Quels sont les liens entre le cycle du carbone et le climat ?
Autres réponse de : Philippe Ciais ou Philippe Bousquet
Jusqu’à présent la biosphère terrestre et les océans ont absorbé environ la moitié de nos émissions de CO2 limitant ainsi leurs effets sur le climat. Cependant le réchauffement global pourrait réduire l’efficacité de ces puits de carbone amplifiant de fait l’effet de la perturbation anthropique.
La concentration atmosphérique du dioxyde de carbone (CO2) a crû de 40 % au cours de la période industrielle, passant de 278 ppm (soit 0.278 % du volume de l’atmosphère) en 1750 à 395 ppm en 2013. Cette augmentation est liée à l’activité humaine, en particulier à l’utilisation de combustibles fossiles (pétrole, charbon et gaz). Mais seule la moitié de ces émissions de carbone s’accumule dans l’atmosphère, l’autre moitié étant absorbée par les puits naturels de l’océan et de la biosphère terrestre. L’océan absorbe du carbone à cause du déséquilibre entre les pressions partielles de CO2 de part et d’autre de l’interface air-mer. Pour la biosphère terrestre, les processus en jeu sont débattus, mais la fertilisation des plantes par l’augmentation du CO2 pourrait jouer un rôle clé.
Ces puits de carbone, qui aujourd’hui limitent l’augmentation du CO2 dans l’atmosphère et donc le réchauffement climatique, sont fragiles. Dans des conditions défavorables (sécheresse intense, canicule…), la croissance des plantes est ralentie et l’absorption de carbone diminue. Ces conditions seront beaucoup plus probables dans le futur. De plus, la respiration des plantes et la décomposition du carbone du sol ont tendance à augmenter avec la température. Lors des deux sécheresses intenses de 2005 et 2010, l’Amazonie qui est un puits de carbone important, a vu son absorption nette de carbone diminuer fortement. Pour l’océan, plusieurs processus pourraient limiter l’absorption de carbone anthropique : l’augmentation des températures diminue la solubilité du CO2 et l’augmentation de la stratification verticale liée au réchauffement des eaux de surface limite la pénétration du carbone dans l’océan profond.

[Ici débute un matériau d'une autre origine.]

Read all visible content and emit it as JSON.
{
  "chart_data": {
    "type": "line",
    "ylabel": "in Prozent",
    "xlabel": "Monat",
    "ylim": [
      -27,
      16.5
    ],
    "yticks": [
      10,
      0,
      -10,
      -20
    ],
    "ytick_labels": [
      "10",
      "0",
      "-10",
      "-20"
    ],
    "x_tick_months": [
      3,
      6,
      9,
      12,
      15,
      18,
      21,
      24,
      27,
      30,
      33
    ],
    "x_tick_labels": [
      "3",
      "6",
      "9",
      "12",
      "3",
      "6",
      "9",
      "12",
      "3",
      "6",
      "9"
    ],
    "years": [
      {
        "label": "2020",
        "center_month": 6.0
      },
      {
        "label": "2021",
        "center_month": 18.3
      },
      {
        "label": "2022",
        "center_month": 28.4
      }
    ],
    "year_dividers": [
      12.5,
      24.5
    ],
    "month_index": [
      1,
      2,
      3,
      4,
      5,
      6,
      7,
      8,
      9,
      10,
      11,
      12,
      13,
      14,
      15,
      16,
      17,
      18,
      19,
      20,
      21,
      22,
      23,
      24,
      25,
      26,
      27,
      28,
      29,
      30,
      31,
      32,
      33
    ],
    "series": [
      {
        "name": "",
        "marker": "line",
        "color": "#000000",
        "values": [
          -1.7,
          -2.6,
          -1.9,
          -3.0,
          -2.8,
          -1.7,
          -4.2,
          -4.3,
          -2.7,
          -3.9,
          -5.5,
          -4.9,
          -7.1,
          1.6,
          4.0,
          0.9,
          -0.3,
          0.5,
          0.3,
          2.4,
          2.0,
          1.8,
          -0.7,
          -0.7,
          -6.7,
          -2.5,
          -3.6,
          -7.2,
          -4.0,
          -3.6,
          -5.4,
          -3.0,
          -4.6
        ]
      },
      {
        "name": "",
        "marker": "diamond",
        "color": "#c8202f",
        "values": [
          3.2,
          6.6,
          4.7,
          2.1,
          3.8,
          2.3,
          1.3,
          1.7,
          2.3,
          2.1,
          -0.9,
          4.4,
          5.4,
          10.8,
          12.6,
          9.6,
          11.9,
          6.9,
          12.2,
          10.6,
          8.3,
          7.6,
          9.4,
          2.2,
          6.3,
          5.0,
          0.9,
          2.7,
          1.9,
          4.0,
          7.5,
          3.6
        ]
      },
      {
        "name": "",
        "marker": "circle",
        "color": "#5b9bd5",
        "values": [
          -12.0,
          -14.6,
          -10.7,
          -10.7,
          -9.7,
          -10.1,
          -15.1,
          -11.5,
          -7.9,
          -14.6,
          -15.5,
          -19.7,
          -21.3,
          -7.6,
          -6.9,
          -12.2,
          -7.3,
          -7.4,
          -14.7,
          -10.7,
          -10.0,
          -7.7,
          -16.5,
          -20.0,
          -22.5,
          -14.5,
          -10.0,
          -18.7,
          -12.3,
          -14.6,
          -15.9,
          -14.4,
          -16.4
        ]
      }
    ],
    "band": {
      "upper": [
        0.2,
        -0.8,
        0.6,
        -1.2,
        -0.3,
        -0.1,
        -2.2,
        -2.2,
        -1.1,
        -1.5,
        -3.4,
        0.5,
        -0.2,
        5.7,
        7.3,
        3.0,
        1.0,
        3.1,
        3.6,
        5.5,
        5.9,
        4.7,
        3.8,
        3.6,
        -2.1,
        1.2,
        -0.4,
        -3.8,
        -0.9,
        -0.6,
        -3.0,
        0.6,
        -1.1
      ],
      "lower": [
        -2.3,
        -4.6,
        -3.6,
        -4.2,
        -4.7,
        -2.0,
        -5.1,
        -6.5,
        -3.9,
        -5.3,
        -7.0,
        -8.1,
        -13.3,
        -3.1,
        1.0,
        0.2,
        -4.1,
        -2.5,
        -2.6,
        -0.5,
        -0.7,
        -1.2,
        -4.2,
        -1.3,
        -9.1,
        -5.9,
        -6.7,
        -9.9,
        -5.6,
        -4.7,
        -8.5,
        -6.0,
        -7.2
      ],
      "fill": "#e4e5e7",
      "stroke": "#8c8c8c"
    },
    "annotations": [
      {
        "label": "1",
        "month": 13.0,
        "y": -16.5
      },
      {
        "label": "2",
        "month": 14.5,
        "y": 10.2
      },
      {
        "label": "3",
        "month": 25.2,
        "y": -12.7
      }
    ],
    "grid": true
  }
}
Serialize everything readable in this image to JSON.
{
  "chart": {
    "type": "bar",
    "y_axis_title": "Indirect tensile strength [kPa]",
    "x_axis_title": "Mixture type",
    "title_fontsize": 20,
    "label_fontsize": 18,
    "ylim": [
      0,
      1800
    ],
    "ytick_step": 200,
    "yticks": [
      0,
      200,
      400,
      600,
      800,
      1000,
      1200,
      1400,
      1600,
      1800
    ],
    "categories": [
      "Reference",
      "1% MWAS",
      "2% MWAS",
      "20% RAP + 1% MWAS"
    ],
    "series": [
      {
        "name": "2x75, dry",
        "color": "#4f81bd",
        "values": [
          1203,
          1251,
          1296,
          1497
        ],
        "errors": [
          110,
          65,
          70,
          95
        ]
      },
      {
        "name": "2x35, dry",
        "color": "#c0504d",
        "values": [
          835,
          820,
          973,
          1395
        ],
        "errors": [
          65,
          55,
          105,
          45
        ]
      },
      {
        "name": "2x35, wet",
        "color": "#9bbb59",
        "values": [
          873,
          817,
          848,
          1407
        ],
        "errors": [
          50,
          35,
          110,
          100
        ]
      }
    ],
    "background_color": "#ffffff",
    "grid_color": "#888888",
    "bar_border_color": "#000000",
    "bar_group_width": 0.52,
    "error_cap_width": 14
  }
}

Les premières simulations représentant le cycle du carbone dans l’océan, l’atmosphère et les surfaces terrestres au sein même des modèles climatiques datent du début des années 2000. Elles mettent en évidence la rétroaction positive entre climat et cycle du carbone décrite ci-dessus. En effet, la perte d’efficacité des puits due au réchauffement augmente la concentration du CO2 atmosphérique et donc le réchauffement induit, ce qui diminue plus encore l’action des puits de carbone. Une incertitude subsiste cependant sur l’amplitude même de la rétroaction. Les études récentes suggèrent que la quantité de CO2 atmosphérique additionnelle résultant de cette rétroaction pourrait atteindre jusqu’à plusieurs dizaines de ppm à la fin du siècle en fonction du modèle utilisé. Cette rétroaction pourrait conduire à un réchauffement additionnel de 0,5°C en 2100.
Il faut rappeler toutefois que la génération actuelle de modèles de climat ne prend pas ou très mal en compte certains processus qui pourraient modifier fortement l’estimation de ce couplage climat-carbone. Aux hautes latitudes par exemple, d’importantes quantités de carbone se sont accumulées au cours de l’histoire de la Terre dans le sol aujourd’hui gelé en permanence (CO2 ou du méthane (CH4), un gaz à effet de serre beaucoup plus puissant que le CO2 mais à durée de résidence dans l’atmosphère plus courte.